Сколько себя помню — рыбалка была частью деревенской жизни. Речек на Смоленщине было много, и рыба прочно входила в сельский рацион в эпоху, когда колбаса считалась городским деликатесом. Мой дядя Игорь Михайлович был заядлый охотник и рыболов. И всё лето мы с ним ловили рыбу. Главным орудием лова на мелких речушках, то разливавшихся широкими "вирами", то сужавшихся до узкой протоки, которую можно было легко перепрыгнуть, был бредень. Две палки, между которыми была закреплена двухметровая сеть, а понизу — для тяжести — пропущена колодезная цепь, а поверху — для плавучести — поплавки из скрученной в трубки бересты. Рыбалка — это два-три часа тяжёлой работы. Сначала нужно было подготовить "вир" к рыбалке. Дядя с косой "литовкой", осторожно залезал в воду и тихо, стараясь не шуметь, обкашивал дно, освобождая воду для рыбалки. Потом скошенными водорослями и осокой забивались протоки, по которым рыба могла выскочить в соседний вир. И лишь после этого начиналась рыбалка. Нужно было полосой процедить воду бреднем от берега до берега, подвести его края под самый берег и быстро поднять, "подсекая" — загребая натянутой цепью под самый берег, и одновременно растягивая его "полотенцем", чтобы пойманная рыба оказалась в центре поднятого бредня. Бичами бились по мокрой сетке серо-зелёные щуки, золотой липовой листвой трепетали караси, змеями вертелись рыжевато-коричневые вьюны, недвижно и тяжело в охапках водорослей лежали оковалки изумрудно-золотистых линей…

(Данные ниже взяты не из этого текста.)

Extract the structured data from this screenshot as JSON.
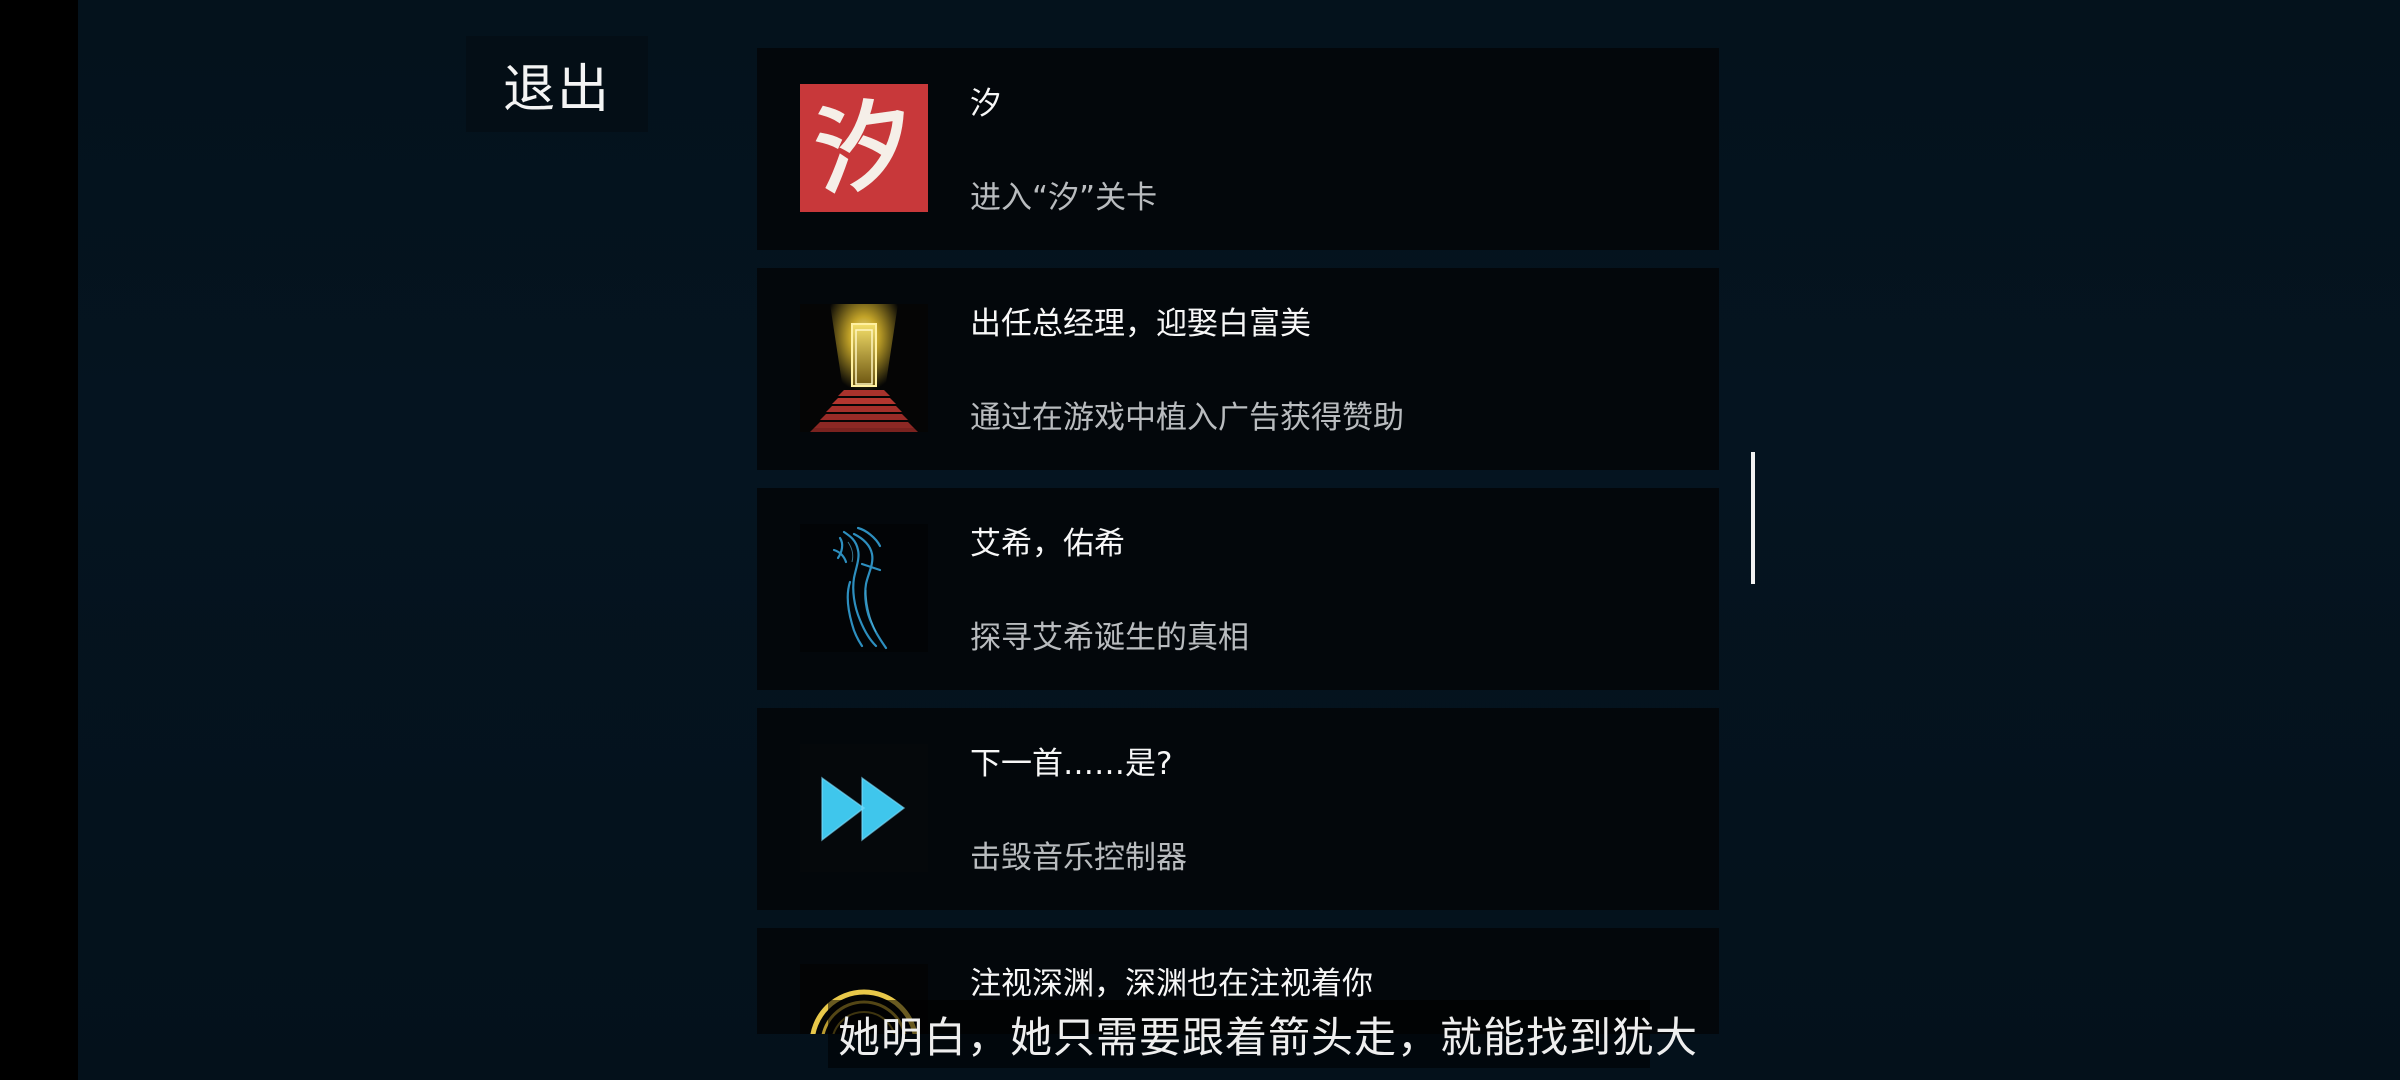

Иногда какая-нибудь особенно активная щука срывалась с бредня и уходила в глубину, и тогда шла долгая азартная охота за ней до тех пор, пока она не оказывалась на "крыле" бредня окончательно. Вся "мелочь" отпускалась обратно "на расплод". Ловили всегда "на обед", не больше. 

Не в каждом "виру" оказывалась рыба, и поход на рыбалку был кочевьем от "вира" к "виру". Поэтому за лето ближайшие речки "вытраливались" плотно, и к августу рыбалка превращалась в целый дневной поход, с выездом компании рыбаков на тракторе на дальние речки, где уже давно не было ни сёл, ни деревень. К осени рыбалка плавно сходила на нет до весны, когда с разливом и заходом рыбы всё начиналось заново.

А потом, в начале 90-х, рыба вдруг пропала.

Михалыч говорил, что её выбили электроудочки. С началом "рыночных отношений" распадом системы рыбнадзора и всеобщим одичанием, на смену "подпольным" самодельным бредням и сетям пришли "электроудочки" — два провода от аккумулятора, пропущенные через примитивное устройство и опущенные в воду, мгновенно "вырубали" рыбу в закрытом водоёме. Всплывало всё: от "малька" до крупной рыбы. И через пару лет такой "ловли" речки стали пустыми. Теперь не то что щука — мелкий карась здесь редкий гость. Даже на крупных реках: Гжати, Яузе, Сеже, — рыба стала большой экзотикой, и нужно очень сильно постараться, чтобы вернуться домой с уловом.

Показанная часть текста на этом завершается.